Because a debt owed to one of the four separate companies involved in the project will likely weigh on the bankruptcy proceedings of another already under way in Tennessee, that district is a better venue for the case, said U.S. District Judge Kim Gibson of the Western District of Pennsylvania in Siskin Steel & Supply v. Highland North.
The four companies, two of which are based in Tennessee and none of which are based in Pennsylvania, are linked by a paper chain of contracts. At the top of the chain is Highland North, which had a lease on the Adams Township, Pa., property for the wind farm and contracted with Nordex USA to supply the turbines.
The Highland North Wind Farm was conceived in 2010. Over the last decade, Cambria, Somerset and Blair counties have emerged as a popular area for wind farms, and Highland North – a 75-megawatt costing about $120 million – is one of the most recent to come online, adding 32 wind turbines to the hundreds already dotting the Laurel Highlands landscape.
Nordex subcontracted some of the fabrication work to SIAG Aerisyn, which entered into purchase-order contracts with Siskin Steel & Supply Co. for steel plates to be used in making the turbines, according to the opinion.
Siskin filed a mechanic’s lien in the Court of Common Pleas of Cambria County, which was later removed to the Western District of Pennsylvania after SIAG filed for bankruptcy in Tennessee. Siskin claims that it is owed nearly $1 million.

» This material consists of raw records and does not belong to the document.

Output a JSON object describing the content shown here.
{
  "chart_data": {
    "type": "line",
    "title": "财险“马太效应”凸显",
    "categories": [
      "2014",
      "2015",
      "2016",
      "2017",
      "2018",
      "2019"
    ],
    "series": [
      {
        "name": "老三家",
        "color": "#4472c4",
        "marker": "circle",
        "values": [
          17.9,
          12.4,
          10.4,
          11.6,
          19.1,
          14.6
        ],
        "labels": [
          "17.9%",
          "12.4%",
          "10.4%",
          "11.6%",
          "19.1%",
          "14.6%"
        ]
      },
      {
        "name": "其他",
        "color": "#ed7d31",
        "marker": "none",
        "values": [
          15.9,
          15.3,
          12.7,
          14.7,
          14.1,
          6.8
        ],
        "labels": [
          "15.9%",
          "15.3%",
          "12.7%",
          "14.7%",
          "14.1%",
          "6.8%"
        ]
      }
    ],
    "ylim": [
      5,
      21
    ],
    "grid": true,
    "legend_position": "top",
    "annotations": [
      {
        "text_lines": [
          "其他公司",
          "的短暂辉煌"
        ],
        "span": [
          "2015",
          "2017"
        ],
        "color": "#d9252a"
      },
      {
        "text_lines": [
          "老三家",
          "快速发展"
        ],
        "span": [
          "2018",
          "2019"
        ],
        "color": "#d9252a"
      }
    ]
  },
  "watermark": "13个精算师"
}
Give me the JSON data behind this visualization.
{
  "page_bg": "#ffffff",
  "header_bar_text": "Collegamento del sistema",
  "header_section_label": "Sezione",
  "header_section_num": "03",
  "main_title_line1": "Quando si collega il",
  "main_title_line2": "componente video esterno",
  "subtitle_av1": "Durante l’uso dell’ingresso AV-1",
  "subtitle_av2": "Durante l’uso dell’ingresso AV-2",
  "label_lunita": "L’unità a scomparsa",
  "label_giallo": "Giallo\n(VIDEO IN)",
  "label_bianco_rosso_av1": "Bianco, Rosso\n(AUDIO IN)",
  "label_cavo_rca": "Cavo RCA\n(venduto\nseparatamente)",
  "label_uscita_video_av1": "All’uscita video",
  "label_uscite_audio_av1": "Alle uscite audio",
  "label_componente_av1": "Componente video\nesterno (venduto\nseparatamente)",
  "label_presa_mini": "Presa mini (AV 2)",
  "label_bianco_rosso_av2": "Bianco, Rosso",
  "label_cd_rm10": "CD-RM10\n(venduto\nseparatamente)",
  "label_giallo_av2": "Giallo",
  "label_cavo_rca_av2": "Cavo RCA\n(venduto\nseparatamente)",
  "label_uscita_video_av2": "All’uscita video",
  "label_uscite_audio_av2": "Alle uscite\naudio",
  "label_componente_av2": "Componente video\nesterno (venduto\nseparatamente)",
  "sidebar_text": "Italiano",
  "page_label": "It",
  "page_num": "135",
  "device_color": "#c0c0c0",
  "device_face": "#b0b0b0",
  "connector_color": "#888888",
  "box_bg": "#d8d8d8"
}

According to SIAG’s bankruptcy petition, Siskin is one of its largest creditors, listed at $998,659, Judge Gibson said.
Siskin resisted the move to a new federal venue, asking the court instead to remand its case to Pennsylvania state court, arguing that the mechanic’s lien is unrelated to SIAG’s bankruptcy proceedings. Judge Gibson wasn’t convinced.
After finding that case would be properly removed, Judge Gibson held that the Eastern District of Tennessee would be the appropriate venue for several reasons.
“While it is true that the mechanic’s lien complaint is based on Pennsylvania law and the ownership of property is in Pennsylvania, [the case] is also more likely to be in the interest of the state of Tennessee than that of Pennsylvania to resolve this controversy because of its significant connection [to] the SIAG bankruptcy proceeding,” the judge said.
Neither Kevin McKeon of Watt, Tieder, Hoffar & Fitzgerald in McLean, Va., who represented Siskin, nor Jonathan Young of Edwards Wildman Palmer in Chicago, who represented Highland, could be reached for comment.